The present study has several limitations. First, the incidence of all-cause mortality (N = 22) and ESKD (N = 12) was small; thus, the findings of the present study might not be reproducible. The JNSCS is planning to extend the 5-year follow-up period to 10 years, providing more precise details regarding the clinical impacts of major outcomes in patients with primary nephrotic syndrome. Second, the small number of patents with FSGS and other glomerulonephritides hindered statistically meaningful analyses in JNSCS. The results of the present study suggested the cumulative probabilities of complete remission of proteinuria and an increase of serum creatinine of FSGS were comparable to those of MN (Fig. 2c, e, f), although the higher rate of relapse of proteinuria of FSGS, which was comparable to that of MCD (Fig. 2d).
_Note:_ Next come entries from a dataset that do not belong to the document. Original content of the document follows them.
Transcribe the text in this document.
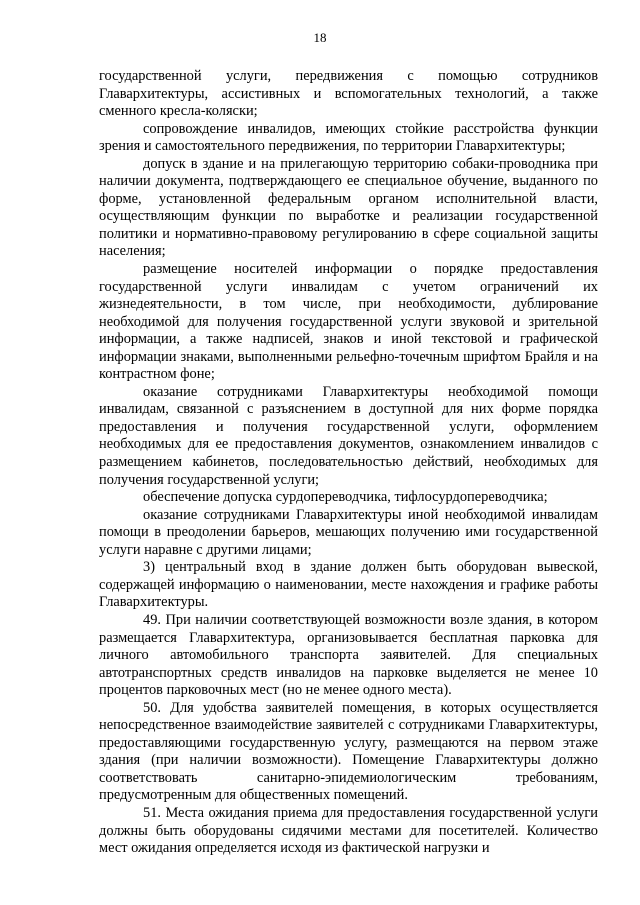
18

государственной услуги, передвижения с помощью сотрудников Главархитектуры, ассистивных и вспомогательных технологий, а также сменного кресла-коляски;

сопровождение инвалидов, имеющих стойкие расстройства функции зрения и самостоятельного передвижения, по территории Главархитектуры;

допуск в здание и на прилегающую территорию собаки-проводника при наличии документа, подтверждающего ее специальное обучение, выданного по форме, установленной федеральным органом исполнительной власти, осуществляющим функции по выработке и реализации государственной политики и нормативно-правовому регулированию в сфере социальной защиты населения;

размещение носителей информации о порядке предоставления государственной услуги инвалидам с учетом ограничений их жизнедеятельности, в том числе, при необходимости, дублирование необходимой для получения государственной услуги звуковой и зрительной информации, а также надписей, знаков и иной текстовой и графической информации знаками, выполненными рельефно-точечным шрифтом Брайля и на контрастном фоне;

оказание сотрудниками Главархитектуры необходимой помощи инвалидам, связанной с разъяснением в доступной для них форме порядка предоставления и получения государственной услуги, оформлением необходимых для ее предоставления документов, ознакомлением инвалидов с размещением кабинетов, последовательностью действий, необходимых для получения государственной услуги;

обеспечение допуска сурдопереводчика, тифлосурдопереводчика;

оказание сотрудниками Главархитектуры иной необходимой инвалидам помощи в преодолении барьеров, мешающих получению ими государственной услуги наравне с другими лицами;

3) центральный вход в здание должен быть оборудован вывеской, содержащей информацию о наименовании, месте нахождения и графике работы Главархитектуры.

49. При наличии соответствующей возможности возле здания, в котором размещается Главархитектура, организовывается бесплатная парковка для личного автомобильного транспорта заявителей. Для специальных автотранспортных средств инвалидов на парковке выделяется не менее 10 процентов парковочных мест (но не менее одного места).

50. Для удобства заявителей помещения, в которых осуществляется непосредственное взаимодействие заявителей с сотрудниками Главархитектуры, предоставляющими государственную услугу, размещаются на первом этаже здания (при наличии возможности). Помещение Главархитектуры должно соответствовать санитарно-эпидемиологическим требованиям, предусмотренным для общественных помещений.

51. Места ожидания приема для предоставления государственной услуги должны быть оборудованы сидячими местами для посетителей. Количество мест ожидания определяется исходя из фактической нагрузки и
Because the higher probability of relapse might contribute to the higher risk of infection in patients with MCD, those with FSGS might be similarly vulnerable to infection. To clarify their clinical courses, a larger cohort study is needed. Third, the incidences of some outcomes were dependent on the practice patterns of each hospital. For example, the thresholds of plasma glucose concentration and/or hemoglobin A1c to start antidiabetic drugs might be different among the hospitals.

In conclusion, the JNSCS revealed that patients with MCD and MN had a higher risk of all-cause mortality than that of ESKD. Patients with MCD were more vulnerable to infection, the leading cause of mortality, compared to patients with MN. These results provide pivotal information that identifies the treatment goals of primary nephrotic syndrome with the recent immunosuppressive therapy. Nephrologists might possibly pay more attention to infection in patients with primary nephrotic syndrome.